Vincent Wermeille · Parti chrétien-social indépendant
M. Vincent Wermeille (PCSI) : Le groupe PCSI est en accord avec l’auteur de la motion, Monsieur Alain Beuret, que je salue, mais j’imagine qu’il ne peut pas venir la défendre ?
Le président : Non.
M. Vincent Wermeille (PCSI) : On souhaite développer cette motion autour de six arguments. Premièrement, il convient de préciser que cet impôt cible avant tout les personnes extérieures au canton qui possèdent un bien immobilier dans le Jura sans y résider ni payer leurs impôts. Cette clarification est essentielle car certains ont cru qu’il s’agissait de taxer les Jurassiens propriétaires d’un appartement, par exemple en Valais. Tel n’est absolument pas le cas.
Deuxièmement, le canton de Jura compte une proportion importante de logements vacants et de résidences secondaires, même si le tourisme n’y est pas aussi développé que dans certains cantons alpins. Les utilisateurs de ces résidences profitent de nos infrastructures, routes, transports publics, eaux, égouts, etc., ramassage des déchets, sans contribuer significativement à la collectivité, si ce n’est par les impôts sur la valeur officielle, via la fortune et la taxe immobilière.

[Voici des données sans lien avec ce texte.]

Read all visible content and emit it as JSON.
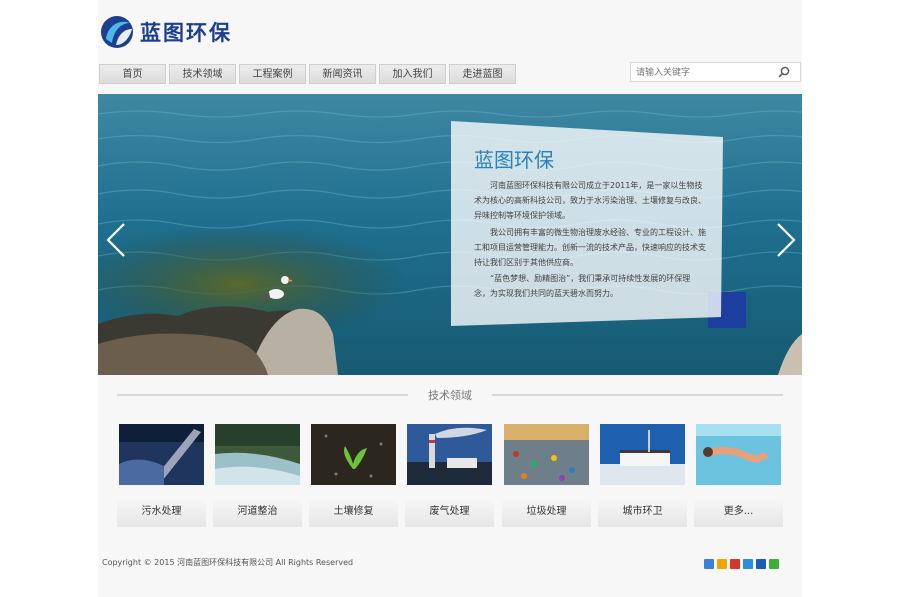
{
  "brand": {
    "name": "蓝图环保"
  },
  "nav": {
    "items": [
      {
        "label": "首页"
      },
      {
        "label": "技术领域"
      },
      {
        "label": "工程案例"
      },
      {
        "label": "新闻资讯"
      },
      {
        "label": "加入我们"
      },
      {
        "label": "走进蓝图"
      }
    ]
  },
  "search": {
    "placeholder": "请输入关键字"
  },
  "banner": {
    "title": "蓝图环保",
    "paragraphs": [
      "河南蓝图环保科技有限公司成立于2011年，是一家以生物技术为核心的高新科技公司，致力于水污染治理、土壤修复与改良、异味控制等环境保护领域。",
      "我公司拥有丰富的微生物治理废水经验、专业的工程设计、施工和项目运营管理能力。创新一流的技术产品，快速响应的技术支持让我们区别于其他供应商。",
      "“蓝色梦想、励精图治”，我们秉承可持续性发展的环保理念，为实现我们共同的蓝天碧水而努力。"
    ]
  },
  "section": {
    "title": "技术领域"
  },
  "categories": [
    {
      "label": "污水处理",
      "icon": "wastewater-photo"
    },
    {
      "label": "河道整治",
      "icon": "river-photo"
    },
    {
      "label": "土壤修复",
      "icon": "soil-photo"
    },
    {
      "label": "废气处理",
      "icon": "exhaust-photo"
    },
    {
      "label": "垃圾处理",
      "icon": "garbage-photo"
    },
    {
      "label": "城市环卫",
      "icon": "sanitation-photo"
    },
    {
      "label": "更多...",
      "icon": "swimming-photo"
    }
  ],
  "footer": {
    "copyright": "Copyright © 2015 河南蓝图环保科技有限公司 All Rights Reserved"
  },
  "colors": {
    "brand": "#1d3f8f",
    "accent": "#2a83b8",
    "water": "#1d6a8c"
  }
}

Cette situation crée une iniquité par rapport aux citoyens qui s’acquittent régulièrement de leurs impôts. Dans le Jura, ces retombées sont plus modestes, mais les charges liées aux infrastructures restent entièrement à la charge de la collectivité. Dans les régions touristiques, les résidences secondaires sont également en débat. Dans un récent reportage diffusé sur RFJ, on apprend que la commune tessinoise d’Onsernone souhaite responsabiliser davantage les nombreux propriétaires de résidences secondaires.
En effet, la commune désire qu’ils contribuent aux services publics, notamment sur le plan financier. La commune a sélectionné trois domaines dans lesquels les propriétaires peuvent s’engager bénévolement, par exemple les pompiers, l’entretien et l’extension des chemins de randonnée ainsi que la maintenance des défibrillateurs.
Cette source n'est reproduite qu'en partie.